Médico Psiquiatra - Porto Alegre - RS - CREMERS 9760
A Psiquiatria para mim, mais do que uma profissão, é um caminho para a realização de meu propósito de vida, que é a dedicação à tarefa de buscar, encontrar e ajudar a desenvolver meios de elevar o nível de consciência da humanidade em geral e ajudar a melhorar a qualidade de vida pessoal e dos relacionamentos humanos, de modo a favorecer o desenvolvimento de uma sociedade mais capaz de valorizar e promover a vida, promover a dignidade humana e, assim, contribuir para incrementar as possibilidades de satisfação, felicidade e realização para todo ser humano. Na minha visão a Psiquiatria vai além de apenas diagnosticar e tratar doenças através de uma abordagem exclusivamente organicista e farmacológica. Procuro praticar a Psiquiatria integrada com a Psicoterapia e quaisquer outras técnicas e práticas que possam contribuir para a promoção da saúde e qualidade de vida. A boa saúde mental é decorrência de um cuidado geral e integrado pela vida em todos os aspectos: orgânico, mental, emocional, existencial e espiritual.

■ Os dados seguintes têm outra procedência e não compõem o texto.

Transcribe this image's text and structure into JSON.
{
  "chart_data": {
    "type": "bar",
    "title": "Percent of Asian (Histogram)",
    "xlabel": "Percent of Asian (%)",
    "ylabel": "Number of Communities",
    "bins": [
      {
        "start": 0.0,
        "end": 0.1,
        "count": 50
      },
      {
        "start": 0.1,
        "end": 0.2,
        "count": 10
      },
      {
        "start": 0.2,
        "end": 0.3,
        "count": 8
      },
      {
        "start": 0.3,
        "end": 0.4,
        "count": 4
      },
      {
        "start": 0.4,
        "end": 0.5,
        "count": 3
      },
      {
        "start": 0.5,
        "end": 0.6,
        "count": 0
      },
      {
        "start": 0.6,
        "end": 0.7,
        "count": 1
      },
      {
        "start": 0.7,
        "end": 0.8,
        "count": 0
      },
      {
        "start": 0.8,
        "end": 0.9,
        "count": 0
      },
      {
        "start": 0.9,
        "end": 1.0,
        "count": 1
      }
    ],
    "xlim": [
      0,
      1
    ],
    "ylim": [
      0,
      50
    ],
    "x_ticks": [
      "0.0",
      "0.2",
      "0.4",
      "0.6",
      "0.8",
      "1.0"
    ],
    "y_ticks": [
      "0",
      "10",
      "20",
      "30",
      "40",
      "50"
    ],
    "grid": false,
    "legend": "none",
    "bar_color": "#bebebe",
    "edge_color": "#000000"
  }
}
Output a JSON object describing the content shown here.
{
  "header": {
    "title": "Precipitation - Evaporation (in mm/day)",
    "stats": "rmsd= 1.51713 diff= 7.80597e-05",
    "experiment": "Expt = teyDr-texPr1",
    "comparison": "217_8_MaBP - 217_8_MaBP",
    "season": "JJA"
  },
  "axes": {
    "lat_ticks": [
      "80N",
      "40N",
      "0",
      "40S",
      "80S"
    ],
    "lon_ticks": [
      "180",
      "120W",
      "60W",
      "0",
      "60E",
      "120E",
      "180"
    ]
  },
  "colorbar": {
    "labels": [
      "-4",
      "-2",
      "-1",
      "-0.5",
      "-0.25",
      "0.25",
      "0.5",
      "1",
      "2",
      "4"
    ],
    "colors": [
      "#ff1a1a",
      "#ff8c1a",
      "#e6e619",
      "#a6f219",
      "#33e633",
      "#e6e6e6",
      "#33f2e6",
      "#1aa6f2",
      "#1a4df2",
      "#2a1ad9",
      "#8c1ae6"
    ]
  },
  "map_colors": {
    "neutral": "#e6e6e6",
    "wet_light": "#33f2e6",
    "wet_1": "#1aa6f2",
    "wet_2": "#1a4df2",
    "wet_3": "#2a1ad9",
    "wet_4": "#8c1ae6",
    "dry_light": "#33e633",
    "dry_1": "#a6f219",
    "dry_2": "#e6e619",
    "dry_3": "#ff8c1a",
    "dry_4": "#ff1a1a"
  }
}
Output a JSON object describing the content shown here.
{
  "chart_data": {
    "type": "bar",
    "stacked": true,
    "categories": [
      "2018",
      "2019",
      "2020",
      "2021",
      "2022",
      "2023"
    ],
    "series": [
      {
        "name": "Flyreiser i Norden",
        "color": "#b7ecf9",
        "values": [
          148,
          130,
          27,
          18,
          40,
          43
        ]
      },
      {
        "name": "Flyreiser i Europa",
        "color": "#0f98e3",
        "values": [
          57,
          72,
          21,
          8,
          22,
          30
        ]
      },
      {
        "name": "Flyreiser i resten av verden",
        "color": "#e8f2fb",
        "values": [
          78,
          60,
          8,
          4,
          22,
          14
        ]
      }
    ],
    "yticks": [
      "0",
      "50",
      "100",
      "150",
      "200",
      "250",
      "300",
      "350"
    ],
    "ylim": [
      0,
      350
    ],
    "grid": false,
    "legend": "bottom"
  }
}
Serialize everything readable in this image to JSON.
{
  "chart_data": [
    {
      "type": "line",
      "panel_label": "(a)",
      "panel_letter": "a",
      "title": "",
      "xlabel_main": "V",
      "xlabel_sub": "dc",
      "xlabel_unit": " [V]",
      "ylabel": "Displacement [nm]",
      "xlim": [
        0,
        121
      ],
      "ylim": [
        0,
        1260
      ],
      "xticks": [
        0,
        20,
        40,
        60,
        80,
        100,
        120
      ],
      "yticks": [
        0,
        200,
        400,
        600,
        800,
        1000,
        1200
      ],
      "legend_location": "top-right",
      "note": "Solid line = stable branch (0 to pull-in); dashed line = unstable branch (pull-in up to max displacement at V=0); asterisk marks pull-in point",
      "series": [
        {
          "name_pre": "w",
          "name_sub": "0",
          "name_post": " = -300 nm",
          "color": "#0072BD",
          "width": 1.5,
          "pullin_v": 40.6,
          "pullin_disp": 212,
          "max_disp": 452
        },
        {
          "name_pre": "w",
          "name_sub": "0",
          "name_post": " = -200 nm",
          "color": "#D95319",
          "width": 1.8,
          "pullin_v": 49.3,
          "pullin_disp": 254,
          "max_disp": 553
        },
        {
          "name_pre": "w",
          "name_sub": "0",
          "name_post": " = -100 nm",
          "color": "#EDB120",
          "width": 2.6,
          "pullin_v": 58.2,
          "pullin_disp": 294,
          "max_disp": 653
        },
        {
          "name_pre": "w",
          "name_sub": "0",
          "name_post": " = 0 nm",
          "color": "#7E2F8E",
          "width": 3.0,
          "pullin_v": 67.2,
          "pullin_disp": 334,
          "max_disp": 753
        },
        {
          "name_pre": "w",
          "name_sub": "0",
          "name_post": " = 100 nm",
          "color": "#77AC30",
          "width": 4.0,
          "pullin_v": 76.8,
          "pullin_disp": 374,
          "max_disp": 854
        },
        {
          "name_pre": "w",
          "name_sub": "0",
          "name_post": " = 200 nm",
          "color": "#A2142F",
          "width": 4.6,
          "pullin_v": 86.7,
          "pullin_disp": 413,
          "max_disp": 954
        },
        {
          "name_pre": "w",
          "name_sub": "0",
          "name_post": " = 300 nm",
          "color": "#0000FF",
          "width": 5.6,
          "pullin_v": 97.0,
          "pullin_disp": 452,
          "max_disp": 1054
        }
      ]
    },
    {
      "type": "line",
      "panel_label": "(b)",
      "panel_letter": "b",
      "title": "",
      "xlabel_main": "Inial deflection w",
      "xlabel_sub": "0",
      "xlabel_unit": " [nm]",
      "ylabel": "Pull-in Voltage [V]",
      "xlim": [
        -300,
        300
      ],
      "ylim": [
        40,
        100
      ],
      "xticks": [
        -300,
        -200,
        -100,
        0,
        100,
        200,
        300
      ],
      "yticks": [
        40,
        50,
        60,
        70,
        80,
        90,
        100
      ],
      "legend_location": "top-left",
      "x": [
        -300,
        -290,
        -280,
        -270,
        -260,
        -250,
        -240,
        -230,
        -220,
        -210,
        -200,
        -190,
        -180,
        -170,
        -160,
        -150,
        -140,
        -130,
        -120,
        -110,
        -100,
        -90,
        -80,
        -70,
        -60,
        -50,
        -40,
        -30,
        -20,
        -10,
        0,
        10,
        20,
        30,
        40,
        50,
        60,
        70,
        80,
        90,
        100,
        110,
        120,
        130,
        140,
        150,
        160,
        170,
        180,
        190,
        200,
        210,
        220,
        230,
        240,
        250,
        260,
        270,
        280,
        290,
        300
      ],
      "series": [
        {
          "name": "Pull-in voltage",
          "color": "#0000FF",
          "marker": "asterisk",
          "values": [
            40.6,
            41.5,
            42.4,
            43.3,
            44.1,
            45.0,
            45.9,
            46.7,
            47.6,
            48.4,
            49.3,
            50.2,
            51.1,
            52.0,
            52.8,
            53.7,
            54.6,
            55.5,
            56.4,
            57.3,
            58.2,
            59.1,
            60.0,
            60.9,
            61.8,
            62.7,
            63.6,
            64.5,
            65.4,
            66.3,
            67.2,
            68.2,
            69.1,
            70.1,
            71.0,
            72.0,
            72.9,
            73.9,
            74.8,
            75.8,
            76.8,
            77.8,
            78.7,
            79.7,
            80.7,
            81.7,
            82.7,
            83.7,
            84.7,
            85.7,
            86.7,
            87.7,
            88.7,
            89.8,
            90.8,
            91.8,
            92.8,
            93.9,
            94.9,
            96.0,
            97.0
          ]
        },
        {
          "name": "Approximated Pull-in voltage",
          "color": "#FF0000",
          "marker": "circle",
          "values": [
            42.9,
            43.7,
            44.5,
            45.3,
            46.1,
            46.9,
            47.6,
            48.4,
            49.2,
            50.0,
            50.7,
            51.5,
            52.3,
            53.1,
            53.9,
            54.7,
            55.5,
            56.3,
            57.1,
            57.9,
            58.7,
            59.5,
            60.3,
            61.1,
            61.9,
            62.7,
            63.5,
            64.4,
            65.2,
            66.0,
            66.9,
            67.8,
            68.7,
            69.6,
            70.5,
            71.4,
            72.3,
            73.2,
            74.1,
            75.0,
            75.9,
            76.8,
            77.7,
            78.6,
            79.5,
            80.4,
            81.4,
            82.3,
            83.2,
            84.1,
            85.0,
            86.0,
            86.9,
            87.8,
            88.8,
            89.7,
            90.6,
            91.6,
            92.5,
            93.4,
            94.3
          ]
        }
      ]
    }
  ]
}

A PSIQUIATRIA é o ramo da Medicina que lida com a prevenção, atendimento, diagnóstico, tratamento e reabilitação das doenças mentais, sejam elas de cunho orgânico ou funcional, tais como Depressão, Transtornos de Ansiedade, Transtorno Bipolar, Esquizofrenia entre outros. A palavra Psiquiatria deriva do Grego e quer dizer "arte de curar a alma".